Onuncu yıl

Haberin Devamı

Sabah Tayfun Hopalı arayıp onuncu yılımıza girdiğimizi haber verdi. Çok şaşıracağımı “A nasıl da çabuk geçmiş! On yıl haa!” diyeceğimi tahmin ediyordu ama ben onuncu yılımıza girdiğimizi gayet iyi biliyordum.

Zira son zamanlarda ne zaman canım sıkılsa emeklilik hayalleri kurmaya başladım. (bkz: Tekaüt Mutlu Teyze) O hesaplar içinde ister istemez Vatan’ın ne zaman kurulduğunu da düşünüyorsun. Demek son zamanlarda yine yapmışım ki onuncu yılımızda olduğumuzu gayet iyi biliyorum. (Yanlış anlaşılmasın. Emeklilik hayallerim gazete yüzünden değil. Ülke gündeminden çok feci yorulmaktan...)

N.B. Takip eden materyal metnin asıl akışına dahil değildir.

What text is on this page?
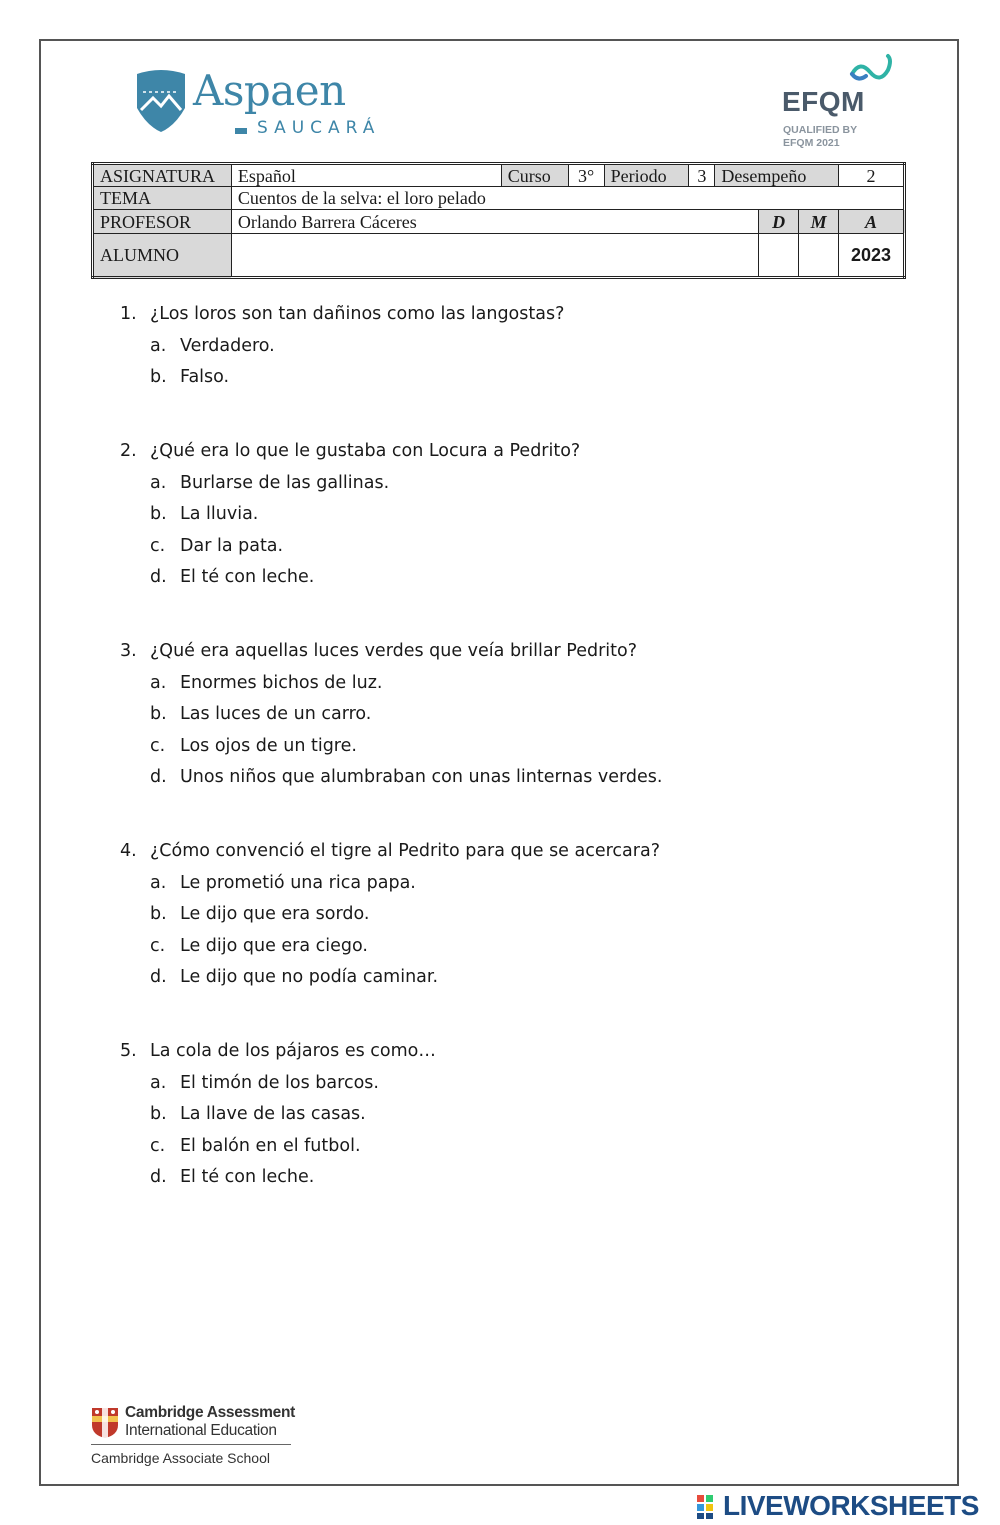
Aspaen
SAUCARÁ
EFQM
QUALIFIED BY
EFQM 2021
ASIGNATURA	Español	Curso	3°	Periodo	3	Desempeño			2
TEMA	Cuentos de la selva: el loro pelado								
PROFESOR	Orlando Barrera Cáceres						D	M	A
ALUMNO									2023
1. ¿Los loros son tan dañinos como las langostas?
a. Verdadero.
b. Falso.
2. ¿Qué era lo que le gustaba con Locura a Pedrito?
a. Burlarse de las gallinas.
b. La lluvia.
c. Dar la pata.
d. El té con leche.
3. ¿Qué era aquellas luces verdes que veía brillar Pedrito?
a. Enormes bichos de luz.
b. Las luces de un carro.
c. Los ojos de un tigre.
d. Unos niños que alumbraban con unas linternas verdes.
4. ¿Cómo convenció el tigre al Pedrito para que se acercara?
a. Le prometió una rica papa.
b. Le dijo que era sordo.
c. Le dijo que era ciego.
d. Le dijo que no podía caminar.
5. La cola de los pájaros es como…
a. El timón de los barcos.
b. La llave de las casas.
c. El balón en el futbol.
d. El té con leche.
Cambridge Assessment
International Education
Cambridge Associate School
LIVEWORKSHEETS
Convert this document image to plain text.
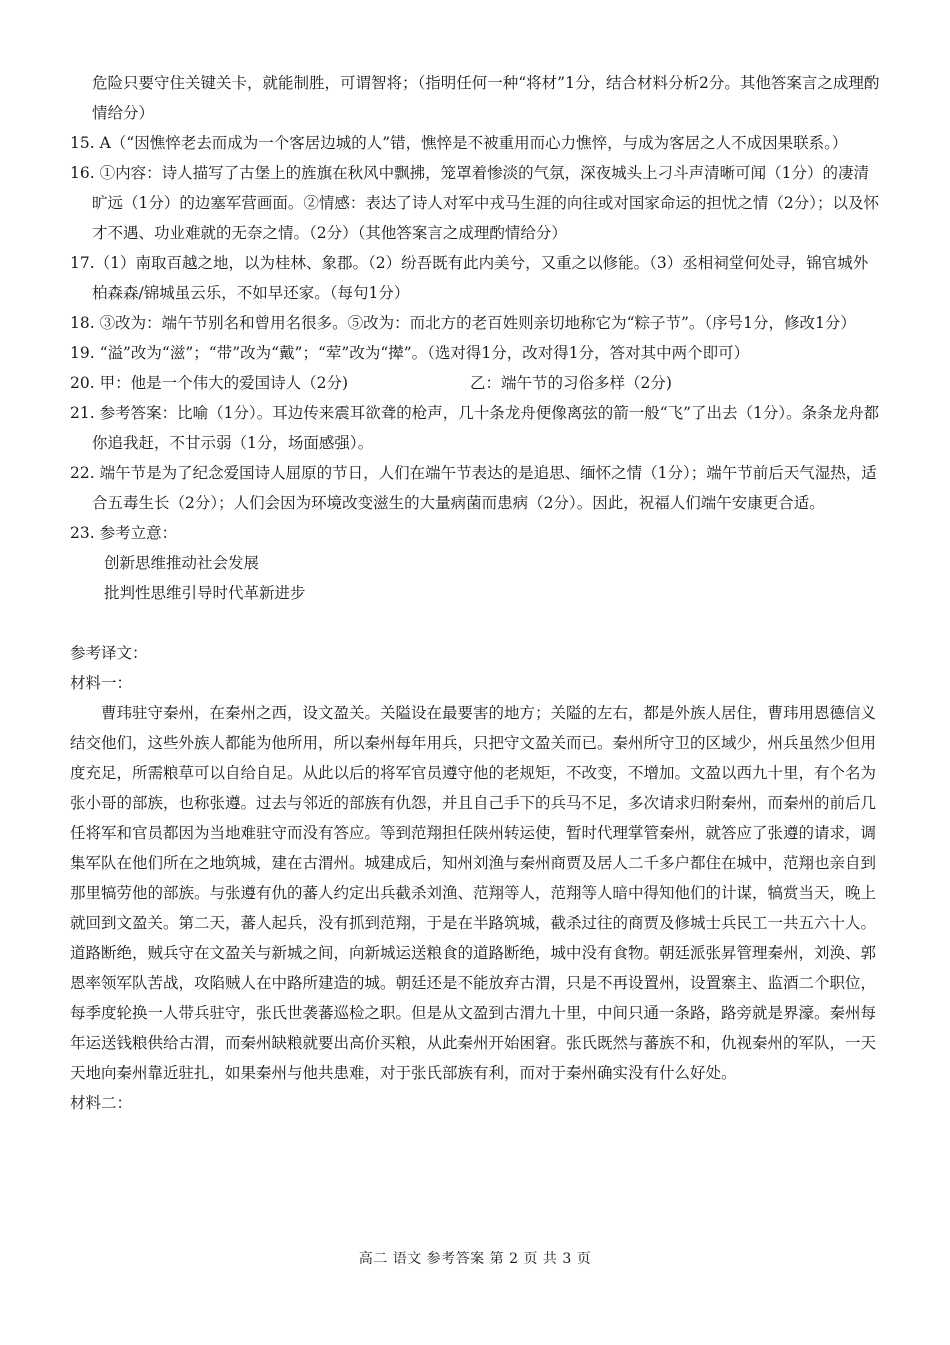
危险只要守住关键关卡，就能制胜，可谓智将；（指明任何一种“将材”1分，结合材料分析2分。其他答案言之成理酌情给分）

15. A（“因憔悴老去而成为一个客居边城的人”错，憔悴是不被重用而心力憔悴，与成为客居之人不成因果联系。）

16. ①内容：诗人描写了古堡上的旌旗在秋风中飘拂，笼罩着惨淡的气氛，深夜城头上刁斗声清晰可闻（1分）的凄清旷远（1分）的边塞军营画面。②情感：表达了诗人对军中戎马生涯的向往或对国家命运的担忧之情（2分）；以及怀才不遇、功业难就的无奈之情。（2分）（其他答案言之成理酌情给分）

17.（1）南取百越之地，以为桂林、象郡。（2）纷吾既有此内美兮，又重之以修能。（3）丞相祠堂何处寻，锦官城外柏森森/锦城虽云乐，不如早还家。（每句1分）

18. ③改为：端午节别名和曾用名很多。⑤改为：而北方的老百姓则亲切地称它为“粽子节”。（序号1分，修改1分）

19. “溢”改为“滋”；“带”改为“戴”；“荤”改为“撵”。（选对得1分，改对得1分，答对其中两个即可）

20. 甲：他是一个伟大的爱国诗人（2分)	乙：端午节的习俗多样（2分)

21. 参考答案：比喻（1分）。耳边传来震耳欲聋的枪声，几十条龙舟便像离弦的箭一般“飞”了出去（1分）。条条龙舟都你追我赶，不甘示弱（1分，场面感强）。

22. 端午节是为了纪念爱国诗人屈原的节日，人们在端午节表达的是追思、缅怀之情（1分）；端午节前后天气湿热，适合五毒生长（2分）；人们会因为环境改变滋生的大量病菌而患病（2分）。因此，祝福人们端午安康更合适。

23. 参考立意：

创新思维推动社会发展

批判性思维引导时代革新进步

参考译文：

材料一：

曹玮驻守秦州，在秦州之西，设文盈关。关隘设在最要害的地方；关隘的左右，都是外族人居住，曹玮用恩德信义结交他们，这些外族人都能为他所用，所以秦州每年用兵，只把守文盈关而已。秦州所守卫的区域少，州兵虽然少但用度充足，所需粮草可以自给自足。从此以后的将军官员遵守他的老规矩，不改变，不增加。文盈以西九十里，有个名为张小哥的部族，也称张遵。过去与邻近的部族有仇怨，并且自己手下的兵马不足，多次请求归附秦州，而秦州的前后几任将军和官员都因为当地难驻守而没有答应。等到范翔担任陕州转运使，暂时代理掌管秦州，就答应了张遵的请求，调集军队在他们所在之地筑城，建在古渭州。城建成后，知州刘渔与秦州商贾及居人二千多户都住在城中，范翔也亲自到那里犒劳他的部族。与张遵有仇的蕃人约定出兵截杀刘渔、范翔等人，范翔等人暗中得知他们的计谋，犒赏当天，晚上就回到文盈关。第二天，蕃人起兵，没有抓到范翔，于是在半路筑城，截杀过往的商贾及修城士兵民工一共五六十人。道路断绝，贼兵守在文盈关与新城之间，向新城运送粮食的道路断绝，城中没有食物。朝廷派张昇管理秦州，刘涣、郭恩率领军队苦战，攻陷贼人在中路所建造的城。朝廷还是不能放弃古渭，只是不再设置州，设置寨主、监酒二个职位，每季度轮换一人带兵驻守，张氏世袭蕃巡检之职。但是从文盈到古渭九十里，中间只通一条路，路旁就是界濠。秦州每年运送钱粮供给古渭，而秦州缺粮就要出高价买粮，从此秦州开始困窘。张氏既然与蕃族不和，仇视秦州的军队，一天天地向秦州靠近驻扎，如果秦州与他共患难，对于张氏部族有利，而对于秦州确实没有什么好处。

材料二：

高二 语文 参考答案 第 2 页 共 3 页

Hayatımda en uzun çalıştığım yer Vatan oldu. Açıkçası kendimden böyle bir “başarı” beklemiyordum. O güne kadar üç dört yılda bir iş değiştiren bir gezgindim. Vatan bana, ben Vatan’a iyi dayandık!

Mecidiyeköy’deki bina henüz kiralanmış, yoğun bir dekorasyon faaliyeti vardı. Ayağımıza kablolar dolanırken iş görüşmesi yapıyorduk. Tayfun Deveci’ye “ne yapacağız?” demiştim, “gazetecilik” demişti. “İyi” demiştim. Memlekette ilk defa “müstear” bir isim transfer olmuştu ve o bendim!

***


Sonra güzel bir eylül günü başladık. Yeni kurulan bir gazetede çalışmaya başlamak eşi benzeri olmayan bir şey. Sanki kendi gazetenmiş gibi, sanki patron senmişsin gibi, sanki bundan sonra her şey bambaşka olacakmış gibi hissediyor insan. Başka hiçbir yerde duymadığım hislerdi. Erken gelmek, geç gitmek zül değildi artık. Pahalı Nişantaşı’ndan orta karar Mecidiyeköy’e gelmek süperdi. Tirajlar beni ilgilendiriyordu. İnsanlar sağda solda “Vatan” deyince gözlerim parlıyordu. Gazete tutundukça mutlu oluyordum. Çok ama çok iyi gelmişti...

***


On yıl tatlı acı geçti. Ercan Arıklı ilk kaybımız oldu. Patron değiştikçe binalarımız değişti. Binalar değiştikçe bir kısım insanlar değişti, yeniler geldi... Benim için ilginç bir on yıldı.

- “Tuğçe Baran” olarak başladım, “Mutlu Tönbekici” olarak bitirdim.

- Haber merkezinde sosyal bir muhabir olarak başladım, evde asosyal bir yazar olarak bitirdim.

- Sarışın başladım, bir süre esmer devam ettim, sonunda kumral bitirdim.

- Bekâr olarak başladım, bekâr olarak bitirdim.

- Türkiye’de ayak basmadığım bir tek Yozgat ve Çankırı illeri kaldı.

- Doğu Timor gibi hiç duyulmamış ülkeler dâhil 27 ülkeye gittim.

- Üç ev değiştirdim.

- Üç ameliyat oldum.

- Çeşitli zamanlardan toplam 20 kilo alıp 15 kilo verdim.

Daha nice nice yıllara... Çok iyi bir ikinci on yıl olacağından eminim...


O gün....

- O gün çocuğum olsaydı şimdi bana “anne yaaa... banne yaa...” diye diklenen bir velet olacaktı...

- O gün bir çınar dikseydim şu an on metre olacaktı..

- O günden itibaren her ay kenara 500 lira koysaydım 60 bin liram olacaktı.

- O gün yürümeye başlasaydım, günde 25 kilometreden dünyayı iki buçuk kere dönmüş olacaktım.